Pour l'instant, la seule validation du modèle FCPI est sa contribution à l'accroissement du déficit public et à l'enrichissement d'intermédiaires. Bref, le rendement opérationnel des FCPI est quasi nul dans sa mission de créer de solides sociétés de high-tech pouvant rivaliser à l'international...

LA SEULE CONTRAINTE DES FCPI EST D'INVESTIR L'ARGENT PEU IMPORTE OU ET POUR QUEL RESULTAT...

De notre point de vue, les FCPI ont profondément déstabilisé le marché du capital-risque et ont largement contribué au mauvais rendement observé ces derniers temps. En effet, cohabitent sur le marché français deux sortes d'opérateurs classiques, les FCPR et les SCR, qui ont une longue histoire d'investissement derrière eux.
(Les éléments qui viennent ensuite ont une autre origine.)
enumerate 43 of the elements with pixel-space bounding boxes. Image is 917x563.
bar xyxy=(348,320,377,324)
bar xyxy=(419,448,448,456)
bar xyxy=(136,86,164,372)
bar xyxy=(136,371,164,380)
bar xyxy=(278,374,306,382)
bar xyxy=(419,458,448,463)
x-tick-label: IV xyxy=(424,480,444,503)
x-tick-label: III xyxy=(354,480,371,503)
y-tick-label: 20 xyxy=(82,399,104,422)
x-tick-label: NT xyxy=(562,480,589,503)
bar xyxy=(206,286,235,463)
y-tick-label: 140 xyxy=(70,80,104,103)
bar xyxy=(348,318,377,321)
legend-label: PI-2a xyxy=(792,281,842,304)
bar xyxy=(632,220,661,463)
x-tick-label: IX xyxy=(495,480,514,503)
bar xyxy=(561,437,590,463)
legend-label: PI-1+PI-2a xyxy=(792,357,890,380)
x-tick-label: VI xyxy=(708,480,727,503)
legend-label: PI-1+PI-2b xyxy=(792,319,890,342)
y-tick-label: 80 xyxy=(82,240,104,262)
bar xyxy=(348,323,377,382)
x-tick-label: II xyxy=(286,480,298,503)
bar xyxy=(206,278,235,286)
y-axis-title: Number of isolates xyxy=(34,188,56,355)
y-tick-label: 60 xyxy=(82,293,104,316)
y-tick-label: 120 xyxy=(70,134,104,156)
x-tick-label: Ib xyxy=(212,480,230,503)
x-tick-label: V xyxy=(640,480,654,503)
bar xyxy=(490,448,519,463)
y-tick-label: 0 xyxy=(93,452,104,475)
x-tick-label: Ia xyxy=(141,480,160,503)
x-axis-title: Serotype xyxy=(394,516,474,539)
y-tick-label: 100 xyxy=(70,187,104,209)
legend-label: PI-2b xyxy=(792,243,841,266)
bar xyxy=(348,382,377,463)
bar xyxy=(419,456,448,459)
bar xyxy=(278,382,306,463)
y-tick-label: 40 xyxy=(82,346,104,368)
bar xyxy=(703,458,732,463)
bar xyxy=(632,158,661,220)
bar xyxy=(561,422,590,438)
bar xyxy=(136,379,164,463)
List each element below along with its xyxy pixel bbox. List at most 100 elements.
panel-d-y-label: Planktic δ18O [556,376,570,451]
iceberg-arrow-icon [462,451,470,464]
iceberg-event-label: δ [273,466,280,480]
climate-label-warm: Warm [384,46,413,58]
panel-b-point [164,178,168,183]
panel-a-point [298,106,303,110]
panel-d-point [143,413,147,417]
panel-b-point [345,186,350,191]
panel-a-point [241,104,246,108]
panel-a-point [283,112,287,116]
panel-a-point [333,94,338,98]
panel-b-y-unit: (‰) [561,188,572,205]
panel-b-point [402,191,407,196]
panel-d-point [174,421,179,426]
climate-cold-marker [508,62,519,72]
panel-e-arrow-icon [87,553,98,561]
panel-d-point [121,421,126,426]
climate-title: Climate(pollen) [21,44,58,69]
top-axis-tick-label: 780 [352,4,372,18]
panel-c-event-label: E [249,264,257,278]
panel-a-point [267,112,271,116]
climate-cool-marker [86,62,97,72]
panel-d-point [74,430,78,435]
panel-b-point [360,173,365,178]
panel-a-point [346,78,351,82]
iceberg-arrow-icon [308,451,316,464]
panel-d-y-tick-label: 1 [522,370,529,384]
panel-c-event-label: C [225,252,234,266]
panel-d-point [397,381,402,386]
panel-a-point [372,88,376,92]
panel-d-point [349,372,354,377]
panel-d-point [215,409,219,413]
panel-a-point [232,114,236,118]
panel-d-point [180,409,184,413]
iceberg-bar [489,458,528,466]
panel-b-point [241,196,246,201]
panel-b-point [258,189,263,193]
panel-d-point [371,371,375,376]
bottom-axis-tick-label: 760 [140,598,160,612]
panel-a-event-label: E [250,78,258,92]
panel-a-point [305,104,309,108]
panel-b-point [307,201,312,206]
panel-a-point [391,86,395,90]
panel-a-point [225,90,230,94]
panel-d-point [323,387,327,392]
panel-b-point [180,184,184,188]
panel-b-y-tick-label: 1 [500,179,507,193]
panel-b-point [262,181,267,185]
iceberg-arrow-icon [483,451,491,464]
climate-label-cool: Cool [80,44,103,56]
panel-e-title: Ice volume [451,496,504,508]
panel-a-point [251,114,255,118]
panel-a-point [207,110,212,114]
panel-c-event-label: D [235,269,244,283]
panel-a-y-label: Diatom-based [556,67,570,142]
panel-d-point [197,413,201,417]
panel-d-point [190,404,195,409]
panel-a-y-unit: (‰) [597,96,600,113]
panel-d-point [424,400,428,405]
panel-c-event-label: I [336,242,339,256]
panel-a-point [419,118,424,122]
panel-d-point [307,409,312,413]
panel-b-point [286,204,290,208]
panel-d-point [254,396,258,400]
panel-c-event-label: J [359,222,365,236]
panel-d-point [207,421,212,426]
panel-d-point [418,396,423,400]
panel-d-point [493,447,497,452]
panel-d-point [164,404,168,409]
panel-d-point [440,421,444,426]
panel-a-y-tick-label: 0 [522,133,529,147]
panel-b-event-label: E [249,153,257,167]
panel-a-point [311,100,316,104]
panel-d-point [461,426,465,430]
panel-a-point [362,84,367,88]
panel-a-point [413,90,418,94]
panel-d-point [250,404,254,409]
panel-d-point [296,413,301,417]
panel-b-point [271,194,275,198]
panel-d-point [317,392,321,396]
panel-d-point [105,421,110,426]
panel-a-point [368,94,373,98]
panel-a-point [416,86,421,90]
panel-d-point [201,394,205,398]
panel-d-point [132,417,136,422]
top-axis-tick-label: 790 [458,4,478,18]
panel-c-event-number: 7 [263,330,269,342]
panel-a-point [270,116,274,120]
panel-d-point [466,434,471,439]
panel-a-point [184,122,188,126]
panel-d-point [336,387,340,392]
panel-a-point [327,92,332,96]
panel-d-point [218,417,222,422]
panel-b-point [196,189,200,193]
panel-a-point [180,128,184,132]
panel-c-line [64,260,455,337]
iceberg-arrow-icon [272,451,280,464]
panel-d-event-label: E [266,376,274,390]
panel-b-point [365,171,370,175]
Des investiseurs, dans la plus pure tradition du capital-risque, qui gagnent ou perdent de l'argent à la sortie de leur investissement. L'"animal" FCPI, quant à lui, gagne de l'argent... en le dépensant, puisque, vis-à-vis de son client, le contribuable français, sa seule contrainte est de dépenser coûte que coûte l'argent pour respecter ses ratios fiscaux! Bref, il lui faut investir à n'importe quel prix pour que l'avantage fiscal qu'il a "vendu" au particulier soit respecté. Nous pensons que c'est un véritable crime contre l'esprit du métier d'investisseur.

Une drôle d'image à l'international

Les FCPI donnent aux investisseurs et bailleurs de fonds internationaux l'image que la création d'entreprise en France, est avant tout une histoire de défiscalisation, voire que l'Etat Français a, en quelque sorte, nationalisé la création d'entreprise. Dans ces conditions, la présence, sur le marché français, d'opérateurs privés qui doivent lutter pour leur survie en affichant des performances normales d'opérateurs de fonds d'investissement privé devient un exercice quasi impossible, compte tenu de la masse d'argent mise sur le marché des start-up de technologie et destinée à s'investir quoi qu'il arrive.

L'oubli de la dimension entrepreneuriale

A force de financer n'importe quoi et de faire croire qu'une entreprise de technologie se résume à trois ingénieurs ou scientifiques plus une technologie de pointe, on finit par faire oublier au porteur de projet et même à ceux qui l'accompagnent que le premier financier d'une entreprise, c'est le client. Si la technologie n'est pas transformable en produit ou en service solvable, pas d'entreprise.

L'EXISTENCE MEME DES FCPI EST UN VERITABLE CRIME CONTRE L'ESPRIT DU METIER D'INVESTISSEUR

En conclusion, les FCPI n'ont pas atteint leur objectif, malgré les sommes astronomiques que ces fonds ont drainés depuis dix ans. Rappelons que l'objectif était de créer des entreprises de haute tchnologie solides et capables de rivaliser à l'international. En revanche, ces fonds ont contribués à creuser le déficit de l'Etat et à éloigner du marché français les opérateurs privés, fonds de fonds, qui observent, sans doute avec beaucoup d'intérêt, l'exceptio économique française de la création d'entreprise. A force de faire croire à des porteurs de projet, plus technologues qu'entrepreneurs, que l'argent facile fait nécessairement une bonne entreprise, les FCPI ont fait beaucoup plus de mal que de bien à la création d'entreprise de haute technologie.